Взорвать Гитлера (Elser)
Германия, 2015, Оливер Хиршбигель
Догматически следуя принципу «кому суждено быть повешенным, тот не утонет», дура судьба хранила Гитлера от бомбистов – что профессионалов, что любителей. Достояние массовой мифологии – история о том, как полковник Штауффенберг примостил на совещании в ставке 20 июля 1944 года прямо у ног фюрера портфель с бомбой, а какой-то болван его передвинул. Менее известна история 36-летнего плотника Эльзера (Кристиан Фризен): он вмонтировал адскую машину в колонну мюнхенской пивной «Бюргербройкеллер», штаба «пивного путча» (8 ноября 1923 года). Ежегодно в этот день фюрер выступал там перед ветеранами партии. В 1939-м все было как всегда, за исключением пустяка. Гитлер покинул пивную раньше обычного и за 13 минут до взрыва: погибли восемь человек, свыше 60 были ранены, но никто из бонз не пострадал.
Еще до взрыва Эльзера схватили: он метался вдоль заграждений на швейцарской границе. В карманах у него нашли план и открытку с изображением пивной, а на лацкане пальто, что уму непостижимо, – значок коммунистического «Рот Фронта». Его долго мучили, потом бросили в Дахау, где убили в 1945-м, за считаные дни до освобождения лагеря.
Забвение Эльзера массовой культурой постыдно. В отличие от заговорщиков 1944 года он не был связан с режимом, действовал исключительно из благородных побуждений и в отчаянном одиночестве. Но кино начиная с 1950-х героизировало бравых палачей, решивших спасти собственные шкуры, поднеся союзникам голову Гитлера, а Эльзера игнорировало. То ли потому, что чумазый плотник не может соперничать в киногеничности с прусскими офицерами, то ли потому, что он был коммунистом или во всяком случае сочувствовал Компартии.
Хиршбигель вроде бы отомстил заговорщикам 1944 года. Дело Эльзера ведет лично начальник криминальной полиции (и президент Интерпола в 1942–1943 годах) Артур Небе. Эльзер пусть ненадолго, но переживет его: в финале Небе вешают за участие как раз в заговоре Штауффенберга. Вроде бы поделом ему. Но проблема в том, что Хиршбигель целеустремленно очеловечивает служаку, похожего на старого пса. И дополнительным пыткам уже во всем признавшегося Эльзера он препятствовал. Мало ли что фюрер требует выбить из террориста имена заказчиков: стреляный воробей Небе чует, что парень – одиночка. И слово офицера дал Эльзеру, что его близкие не пострадают. В общем, справедливо вопрошал его коллега из СС: «Что стало с вашей жестокостью, Небе?»

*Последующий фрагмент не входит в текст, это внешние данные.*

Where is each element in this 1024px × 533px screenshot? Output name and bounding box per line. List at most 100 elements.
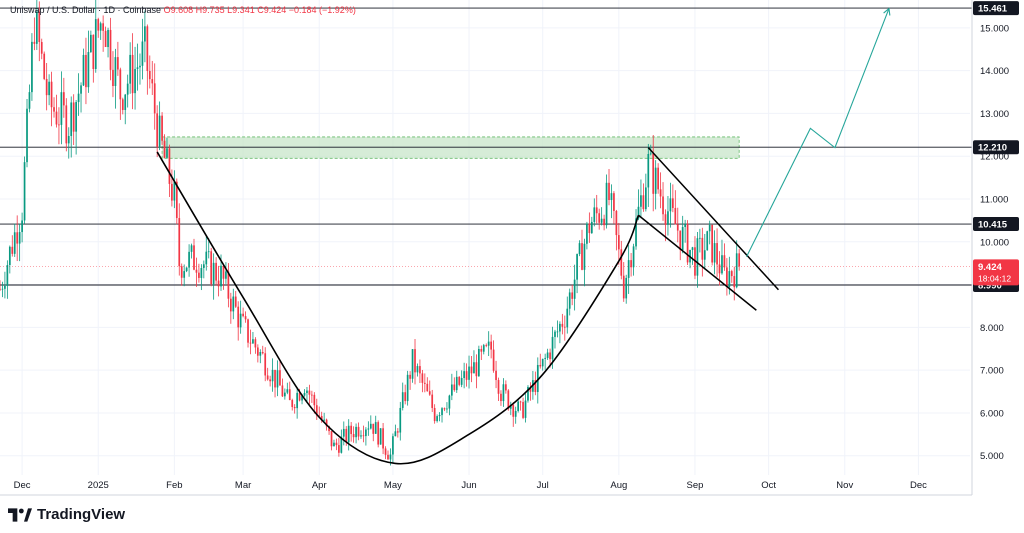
candle-body <box>551 336 554 360</box>
candle-body <box>509 404 512 409</box>
price-label: 8.990 <box>978 281 1002 292</box>
flag-upper-line <box>647 147 780 291</box>
candle <box>713 230 716 275</box>
candle-body <box>507 390 510 409</box>
candle-body <box>23 162 26 221</box>
candle <box>136 43 139 91</box>
candle <box>0 280 1 291</box>
candle <box>129 42 132 94</box>
candle <box>401 382 404 411</box>
candle-body <box>72 102 75 132</box>
candle-body <box>13 232 16 254</box>
candle <box>586 221 588 250</box>
candle-body <box>264 353 267 376</box>
candle <box>40 38 43 60</box>
candle-body <box>566 308 569 328</box>
candle <box>475 354 478 389</box>
candle-body <box>173 181 176 201</box>
candle <box>657 163 659 194</box>
candles <box>0 0 741 466</box>
candle <box>293 404 296 414</box>
candle-body <box>352 434 355 438</box>
candle-body <box>335 442 338 446</box>
candle-body <box>148 70 151 80</box>
candle-body <box>605 182 608 226</box>
candle-body <box>26 108 28 163</box>
candle-body <box>180 266 183 278</box>
candle-body <box>617 235 620 250</box>
candle <box>99 21 102 40</box>
candle-body <box>625 277 628 299</box>
candle-body <box>581 243 583 270</box>
candle <box>38 1 41 62</box>
candle-body <box>288 389 291 401</box>
candle-body <box>450 384 453 396</box>
candle-body <box>271 369 274 382</box>
y-tick-label: 15.000 <box>980 23 1009 34</box>
candle <box>261 345 264 355</box>
candle-body <box>43 53 46 79</box>
candle <box>581 229 583 271</box>
candle <box>384 446 387 460</box>
candle <box>699 228 701 253</box>
candle <box>286 382 289 395</box>
x-tick-label: Jul <box>537 480 549 491</box>
candle <box>696 232 699 288</box>
candle <box>252 332 254 345</box>
candle-body <box>35 11 38 44</box>
price-label-box <box>973 217 1019 232</box>
price-label: 12.210 <box>978 143 1007 154</box>
candle <box>556 320 559 338</box>
candle <box>335 438 338 451</box>
candle-body <box>583 243 586 270</box>
candle-body <box>411 349 414 379</box>
candle-body <box>377 422 380 445</box>
candle-body <box>662 196 664 215</box>
candle <box>244 311 247 323</box>
y-tick-label: 5.000 <box>980 451 1004 462</box>
candle-body <box>485 345 488 346</box>
candle <box>600 207 603 226</box>
candle-body <box>210 251 213 285</box>
candle <box>266 367 269 381</box>
candle <box>134 46 136 110</box>
candle-body <box>644 187 647 210</box>
candle <box>701 227 704 277</box>
candle-body <box>249 342 252 344</box>
candle-body <box>519 401 522 403</box>
candle-body <box>487 341 490 346</box>
candle-body <box>473 362 475 374</box>
candle-body <box>505 384 507 391</box>
candle-body <box>274 369 276 388</box>
candle-body <box>372 423 375 434</box>
candle-body <box>401 392 404 408</box>
candle-body <box>70 102 73 137</box>
y-tick-label: 12.000 <box>980 152 1009 163</box>
candle-body <box>298 392 301 401</box>
tradingview-brand[interactable]: TradingView <box>8 506 125 523</box>
candle-body <box>244 316 247 320</box>
candle <box>372 423 375 442</box>
candle <box>109 17 112 81</box>
candle <box>450 373 453 401</box>
candle-body <box>544 357 547 359</box>
y-tick-label: 11.000 <box>980 194 1008 205</box>
candle <box>45 62 48 111</box>
candle-body <box>603 218 605 226</box>
candle <box>151 60 154 96</box>
countdown-label: 18:04:12 <box>978 273 1011 283</box>
candle-body <box>416 366 419 373</box>
candle <box>517 399 520 413</box>
candle <box>470 355 473 383</box>
candle-body <box>561 323 564 327</box>
candle-body <box>227 271 230 299</box>
candle-body <box>667 211 669 225</box>
candle-body <box>443 408 446 410</box>
candle-body <box>247 319 249 343</box>
candle <box>274 369 276 398</box>
candle-body <box>296 392 298 409</box>
candle <box>112 51 114 98</box>
candle <box>146 24 149 95</box>
x-tick-label: Sep <box>687 480 704 491</box>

То есть зрителям предложено априори видеть в Небе человека, а в его гибели – искупление грехов. В эту концепцию не умещается маленькая деталь. В 1941-м Небе руководил айнзацгруппой в Белоруссии. Когда по просьбе Гиммлера он устроил показательную массовую казнь, рейхсфюреру СС стало натурально дурно.
Этические двойные стандарты порождают эстетические. Хиршбигель демонстрирует пытки в отвратительных подробностях. Ладно, думаешь, может, так и надо: если режиссер выбрал позицию безжалостного хроникера, пусть идет до конца. Но вскоре после этого, в одном из флешбэков, Эльзер мчится к своей любовнице Эльзе (Катарина Шюттлер), узнав, что муж, скотина и пьяница, ее «проучил». Эльза лежит спиной и к Эльзеру, и к зрителям, умоляя не смотреть на нее. Памятуя о сценах в гестапо, готовишься к худшему – и напрасно. Беда не в том, что кровоподтек не слишком уродует бедняжку. А в том, что в следующем плане Хиршбигель снимает женщину (воспользовавшись отсутствием мужа, Эльзер и Эльза не теряли времени зря) так, что побои совсем незаметны. В общем-то, это лицемерие: задав уровень жестокости, режиссер не имеет права тут же давать себе и зрителям поблажку.
«Взорвать Гитлера» – это два фильма в одном. Один – о герое-одиночке, которого пытают, хотя пытать его бесполезно. Он никого не выдаст, потому что выдавать некого. И чувствует себя никаким не героем, а убийцей невинных людей, родным которых передает соболезнования.